Guide to Pedestrian Safety
What are the contributing reasons to South African Pedestrian Fatalities?
- Victims of negligent driving
- Pedestrians forced to use road surface due to crime
- Unattended minors/children without supervision straying onto roads
- Lack of attention from pedestrians
- Pedestrians walking on road and not on designated areas
- Traffic light signals Ignorance/disobedience
- Distracted pedestrians
- Reckless pedestrians
- Intoxicated pedestrians
So how can pedestrian fatalities/injuries be addressed and reduced?
- Pedestrian safety education should start early in the lives of the general population. This can be achieved by:
- School-based pedestrian safety education programme
- Road crossing principles reinforced
- Emphasizing of proper places to cross roads such as zebra crossings, pedestrian bridges, intersections such as traffic lights, etc
- Offer safety guidance to schools by using the scholar patrol programme
- Guiding school children on proper school transport procedures on getting on and off school transportation
- Responsible parenting offering children effective examples
Pedestrian safety advice should involve the following:
- Always obey traffic lights and road signs
- Wear high visibility and lightly coloured, reflective clothing
- Aware of dangers of distracted traffic walking
- Warning not to walk on the road but on the pavement.
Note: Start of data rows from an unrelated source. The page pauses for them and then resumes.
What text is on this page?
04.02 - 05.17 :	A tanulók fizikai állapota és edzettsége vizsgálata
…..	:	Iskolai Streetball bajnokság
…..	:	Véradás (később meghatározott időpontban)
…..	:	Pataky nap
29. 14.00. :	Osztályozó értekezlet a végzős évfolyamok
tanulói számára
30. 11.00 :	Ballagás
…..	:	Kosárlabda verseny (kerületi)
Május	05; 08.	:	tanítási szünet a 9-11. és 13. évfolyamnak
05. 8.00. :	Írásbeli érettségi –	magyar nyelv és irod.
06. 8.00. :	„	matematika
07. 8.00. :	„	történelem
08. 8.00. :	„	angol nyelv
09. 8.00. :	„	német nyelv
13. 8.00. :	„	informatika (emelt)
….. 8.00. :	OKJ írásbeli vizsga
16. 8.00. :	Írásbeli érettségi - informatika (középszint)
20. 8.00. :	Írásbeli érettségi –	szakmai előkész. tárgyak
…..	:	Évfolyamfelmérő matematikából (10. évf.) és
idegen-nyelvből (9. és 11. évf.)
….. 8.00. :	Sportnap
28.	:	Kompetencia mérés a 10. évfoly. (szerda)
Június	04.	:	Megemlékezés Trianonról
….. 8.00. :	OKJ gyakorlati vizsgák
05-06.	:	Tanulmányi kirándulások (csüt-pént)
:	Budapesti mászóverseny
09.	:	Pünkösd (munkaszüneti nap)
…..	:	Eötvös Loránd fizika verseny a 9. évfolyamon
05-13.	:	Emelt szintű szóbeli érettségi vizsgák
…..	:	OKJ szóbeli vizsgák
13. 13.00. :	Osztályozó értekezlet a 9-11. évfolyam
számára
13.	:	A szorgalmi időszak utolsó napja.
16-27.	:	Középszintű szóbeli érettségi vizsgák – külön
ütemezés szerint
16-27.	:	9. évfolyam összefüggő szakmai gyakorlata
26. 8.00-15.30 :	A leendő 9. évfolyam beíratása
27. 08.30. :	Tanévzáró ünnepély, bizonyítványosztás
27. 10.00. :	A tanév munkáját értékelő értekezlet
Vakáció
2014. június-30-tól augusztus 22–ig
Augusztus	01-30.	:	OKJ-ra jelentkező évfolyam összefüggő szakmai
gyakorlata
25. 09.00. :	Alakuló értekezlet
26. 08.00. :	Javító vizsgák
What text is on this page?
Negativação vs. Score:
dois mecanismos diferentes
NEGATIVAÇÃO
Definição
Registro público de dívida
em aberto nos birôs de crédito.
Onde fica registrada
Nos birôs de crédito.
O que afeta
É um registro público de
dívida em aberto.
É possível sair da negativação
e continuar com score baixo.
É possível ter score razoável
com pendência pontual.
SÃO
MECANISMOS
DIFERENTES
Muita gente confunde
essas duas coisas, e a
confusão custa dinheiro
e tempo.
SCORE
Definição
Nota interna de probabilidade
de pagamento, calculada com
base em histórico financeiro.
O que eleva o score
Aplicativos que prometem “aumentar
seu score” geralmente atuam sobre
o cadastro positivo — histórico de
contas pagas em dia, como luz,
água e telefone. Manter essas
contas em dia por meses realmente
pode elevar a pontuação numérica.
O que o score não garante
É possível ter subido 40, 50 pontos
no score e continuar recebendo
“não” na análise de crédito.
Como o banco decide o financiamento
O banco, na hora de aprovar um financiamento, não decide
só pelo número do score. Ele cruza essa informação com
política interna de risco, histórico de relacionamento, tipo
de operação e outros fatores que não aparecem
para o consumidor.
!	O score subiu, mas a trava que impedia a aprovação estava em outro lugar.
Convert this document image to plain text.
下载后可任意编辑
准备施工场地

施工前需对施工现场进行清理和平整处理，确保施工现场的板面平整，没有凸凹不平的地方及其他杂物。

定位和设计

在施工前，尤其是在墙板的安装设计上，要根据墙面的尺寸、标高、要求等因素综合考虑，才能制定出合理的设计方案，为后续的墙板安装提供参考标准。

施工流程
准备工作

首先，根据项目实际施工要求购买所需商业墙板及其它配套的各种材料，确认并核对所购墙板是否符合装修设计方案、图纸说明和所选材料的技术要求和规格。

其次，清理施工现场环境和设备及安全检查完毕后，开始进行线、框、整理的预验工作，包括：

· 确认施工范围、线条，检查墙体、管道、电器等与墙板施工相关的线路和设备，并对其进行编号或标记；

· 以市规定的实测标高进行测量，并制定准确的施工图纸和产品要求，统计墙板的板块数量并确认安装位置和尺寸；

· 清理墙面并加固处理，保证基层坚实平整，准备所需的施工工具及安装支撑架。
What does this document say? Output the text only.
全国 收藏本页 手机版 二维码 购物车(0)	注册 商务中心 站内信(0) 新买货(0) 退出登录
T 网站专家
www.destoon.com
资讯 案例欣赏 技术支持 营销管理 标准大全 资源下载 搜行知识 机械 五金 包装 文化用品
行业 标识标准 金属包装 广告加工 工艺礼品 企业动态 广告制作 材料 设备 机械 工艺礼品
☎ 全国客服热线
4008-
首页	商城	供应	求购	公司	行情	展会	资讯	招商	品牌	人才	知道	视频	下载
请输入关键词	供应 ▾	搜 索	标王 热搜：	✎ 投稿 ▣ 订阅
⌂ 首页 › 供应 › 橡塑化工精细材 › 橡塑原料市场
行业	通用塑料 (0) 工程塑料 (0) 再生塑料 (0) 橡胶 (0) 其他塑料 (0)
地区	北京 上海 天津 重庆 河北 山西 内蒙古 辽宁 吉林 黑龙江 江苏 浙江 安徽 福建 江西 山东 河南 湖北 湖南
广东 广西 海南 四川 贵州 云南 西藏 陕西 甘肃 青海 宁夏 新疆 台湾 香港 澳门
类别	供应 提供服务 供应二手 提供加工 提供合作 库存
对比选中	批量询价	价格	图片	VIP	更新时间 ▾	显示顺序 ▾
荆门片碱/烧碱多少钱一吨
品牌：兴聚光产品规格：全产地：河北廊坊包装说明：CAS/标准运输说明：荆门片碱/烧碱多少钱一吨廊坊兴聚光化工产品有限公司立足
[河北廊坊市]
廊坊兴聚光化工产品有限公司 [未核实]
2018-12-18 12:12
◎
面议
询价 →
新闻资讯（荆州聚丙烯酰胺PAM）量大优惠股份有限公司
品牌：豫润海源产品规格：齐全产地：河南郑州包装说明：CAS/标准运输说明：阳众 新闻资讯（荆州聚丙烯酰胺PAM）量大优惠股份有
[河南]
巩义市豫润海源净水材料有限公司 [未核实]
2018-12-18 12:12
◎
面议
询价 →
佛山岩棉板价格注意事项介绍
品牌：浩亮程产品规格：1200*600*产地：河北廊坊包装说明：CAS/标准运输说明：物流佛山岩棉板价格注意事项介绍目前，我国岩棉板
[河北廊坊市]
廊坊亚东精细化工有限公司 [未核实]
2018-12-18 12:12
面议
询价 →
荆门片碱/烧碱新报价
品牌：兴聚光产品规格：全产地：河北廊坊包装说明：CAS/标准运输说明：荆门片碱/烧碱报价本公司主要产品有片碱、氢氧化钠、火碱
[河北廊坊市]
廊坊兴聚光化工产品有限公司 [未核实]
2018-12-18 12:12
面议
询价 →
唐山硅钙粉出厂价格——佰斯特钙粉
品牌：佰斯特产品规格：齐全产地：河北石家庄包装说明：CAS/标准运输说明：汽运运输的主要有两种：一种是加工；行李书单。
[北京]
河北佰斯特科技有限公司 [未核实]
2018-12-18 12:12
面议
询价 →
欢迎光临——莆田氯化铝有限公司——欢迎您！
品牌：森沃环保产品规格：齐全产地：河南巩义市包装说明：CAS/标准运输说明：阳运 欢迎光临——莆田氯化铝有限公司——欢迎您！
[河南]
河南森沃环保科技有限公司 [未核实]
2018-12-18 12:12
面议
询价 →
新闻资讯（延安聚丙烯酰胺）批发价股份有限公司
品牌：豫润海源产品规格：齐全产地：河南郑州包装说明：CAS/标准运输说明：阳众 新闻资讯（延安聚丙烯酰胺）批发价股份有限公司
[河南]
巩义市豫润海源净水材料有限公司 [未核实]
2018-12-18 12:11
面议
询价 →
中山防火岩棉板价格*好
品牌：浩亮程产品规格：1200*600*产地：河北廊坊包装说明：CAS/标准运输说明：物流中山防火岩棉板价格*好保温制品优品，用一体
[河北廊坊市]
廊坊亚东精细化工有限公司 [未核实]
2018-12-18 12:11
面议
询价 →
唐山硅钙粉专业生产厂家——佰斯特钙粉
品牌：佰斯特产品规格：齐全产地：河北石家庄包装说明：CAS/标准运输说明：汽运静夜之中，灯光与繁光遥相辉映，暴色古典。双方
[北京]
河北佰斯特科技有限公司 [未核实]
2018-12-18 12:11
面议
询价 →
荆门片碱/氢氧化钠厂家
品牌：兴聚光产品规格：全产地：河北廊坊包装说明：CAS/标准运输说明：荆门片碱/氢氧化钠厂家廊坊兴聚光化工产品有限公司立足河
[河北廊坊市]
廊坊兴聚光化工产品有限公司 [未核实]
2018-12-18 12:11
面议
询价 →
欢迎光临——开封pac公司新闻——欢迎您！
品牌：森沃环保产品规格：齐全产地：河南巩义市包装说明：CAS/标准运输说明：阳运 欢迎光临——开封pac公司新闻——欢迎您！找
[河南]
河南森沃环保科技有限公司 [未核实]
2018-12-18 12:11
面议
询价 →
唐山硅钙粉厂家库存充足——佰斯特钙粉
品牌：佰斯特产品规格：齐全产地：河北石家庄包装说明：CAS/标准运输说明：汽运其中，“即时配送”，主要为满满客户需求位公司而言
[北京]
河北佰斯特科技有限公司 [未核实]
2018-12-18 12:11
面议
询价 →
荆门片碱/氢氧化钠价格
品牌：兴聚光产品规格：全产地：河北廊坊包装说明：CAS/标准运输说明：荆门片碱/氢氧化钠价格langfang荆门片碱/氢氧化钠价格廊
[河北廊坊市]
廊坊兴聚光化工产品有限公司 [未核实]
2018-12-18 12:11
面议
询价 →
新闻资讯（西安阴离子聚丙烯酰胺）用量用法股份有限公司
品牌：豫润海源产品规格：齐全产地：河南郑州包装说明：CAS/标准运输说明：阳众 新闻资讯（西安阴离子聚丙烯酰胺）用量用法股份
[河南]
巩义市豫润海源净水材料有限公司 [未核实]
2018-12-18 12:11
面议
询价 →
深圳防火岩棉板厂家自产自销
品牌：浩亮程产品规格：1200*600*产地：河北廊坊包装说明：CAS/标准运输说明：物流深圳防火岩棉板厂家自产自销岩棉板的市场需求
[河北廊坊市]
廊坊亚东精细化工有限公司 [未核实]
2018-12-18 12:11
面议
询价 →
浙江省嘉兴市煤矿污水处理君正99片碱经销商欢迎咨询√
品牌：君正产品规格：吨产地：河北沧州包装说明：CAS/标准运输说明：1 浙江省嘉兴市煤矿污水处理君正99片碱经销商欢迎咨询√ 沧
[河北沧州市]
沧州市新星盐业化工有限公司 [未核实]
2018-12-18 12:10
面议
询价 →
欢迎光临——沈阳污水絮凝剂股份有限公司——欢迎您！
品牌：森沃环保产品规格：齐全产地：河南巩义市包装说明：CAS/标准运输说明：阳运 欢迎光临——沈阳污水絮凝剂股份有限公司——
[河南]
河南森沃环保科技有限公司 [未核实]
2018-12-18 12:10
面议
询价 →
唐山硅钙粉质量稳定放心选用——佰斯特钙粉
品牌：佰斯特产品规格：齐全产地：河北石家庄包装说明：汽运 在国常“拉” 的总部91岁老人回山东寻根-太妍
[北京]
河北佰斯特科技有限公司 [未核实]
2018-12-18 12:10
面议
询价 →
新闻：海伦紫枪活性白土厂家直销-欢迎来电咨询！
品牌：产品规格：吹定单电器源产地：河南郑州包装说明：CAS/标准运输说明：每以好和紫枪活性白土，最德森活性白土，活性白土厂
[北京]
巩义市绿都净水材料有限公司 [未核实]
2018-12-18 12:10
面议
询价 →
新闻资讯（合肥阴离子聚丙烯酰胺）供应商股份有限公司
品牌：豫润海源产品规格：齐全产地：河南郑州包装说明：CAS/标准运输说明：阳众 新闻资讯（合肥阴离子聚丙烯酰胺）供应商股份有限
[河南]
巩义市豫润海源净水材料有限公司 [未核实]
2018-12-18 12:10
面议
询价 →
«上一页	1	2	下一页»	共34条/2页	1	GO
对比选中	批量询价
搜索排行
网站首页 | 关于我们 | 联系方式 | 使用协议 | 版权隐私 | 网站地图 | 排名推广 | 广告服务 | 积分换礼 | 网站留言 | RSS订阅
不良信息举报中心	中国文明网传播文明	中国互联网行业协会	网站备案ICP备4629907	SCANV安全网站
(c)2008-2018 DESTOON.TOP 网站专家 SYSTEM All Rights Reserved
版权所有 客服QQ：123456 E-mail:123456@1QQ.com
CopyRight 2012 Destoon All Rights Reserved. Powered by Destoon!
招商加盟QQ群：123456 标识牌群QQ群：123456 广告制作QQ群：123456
Walk on the side that faces oncoming traffic
- At all times when intoxicated, avoid roads
- Use a pedestrian bridge if available
- Only cross the road after checking in both directions that there isn’t any traffic
- Never assume that a driver is seeing you
- Be wary around roads
- Eye contact between you and the driver is key, so as to be sure they acknowledge your presence
- Do not go halfway across the road then attempt to go back, or hesitate. Only cross when the road is clear
Bikers/motorists safety advice should comprise of the following:
- Pedestrians can be encountered anywhere at any time, including where you would not expect, like freeways
- Pedestrian bridges or crossing points are usually absent around informal settlements, which are primarily found along main roads
- Avoid distractions and remain alert, especially at night and during bad weather, as pedestrians can be difficult to spot
- Drive cautiously around residential areas
- Pedestrians can be unpredictable, so make no assumptions as to their actions
- Look out for the elderly and younger children
- Avoid overtaking near or around settlements, especially at night or during heavy rains
- Slow down when faced with bad visibility. Impaired vision can be brought on by low sunlight, blinding headlights at night or strong rain
- Pedestrians walking beside the road with their backs to oncoming traffic present a clear danger. Be aware.
- During holiday periods, be aware of intoxicated pedestrians
- Close to or near taxi bays and bus stops usually have pedestrians straying onto the road, be aware
- Where there are pedestrian crossing points, stop and let them cross
Importantly, pedestrian deaths comprise a third of all road related deaths in South Africa. This figure is entirely too high, but with effective mechanisms and education, we can limit these deaths to their lowest numbers.
Pedestrian safety remains a challenge to authorities. But it takes both pedestrians and drivers to tackle this issue, with the assistance of the government and other stakeholders.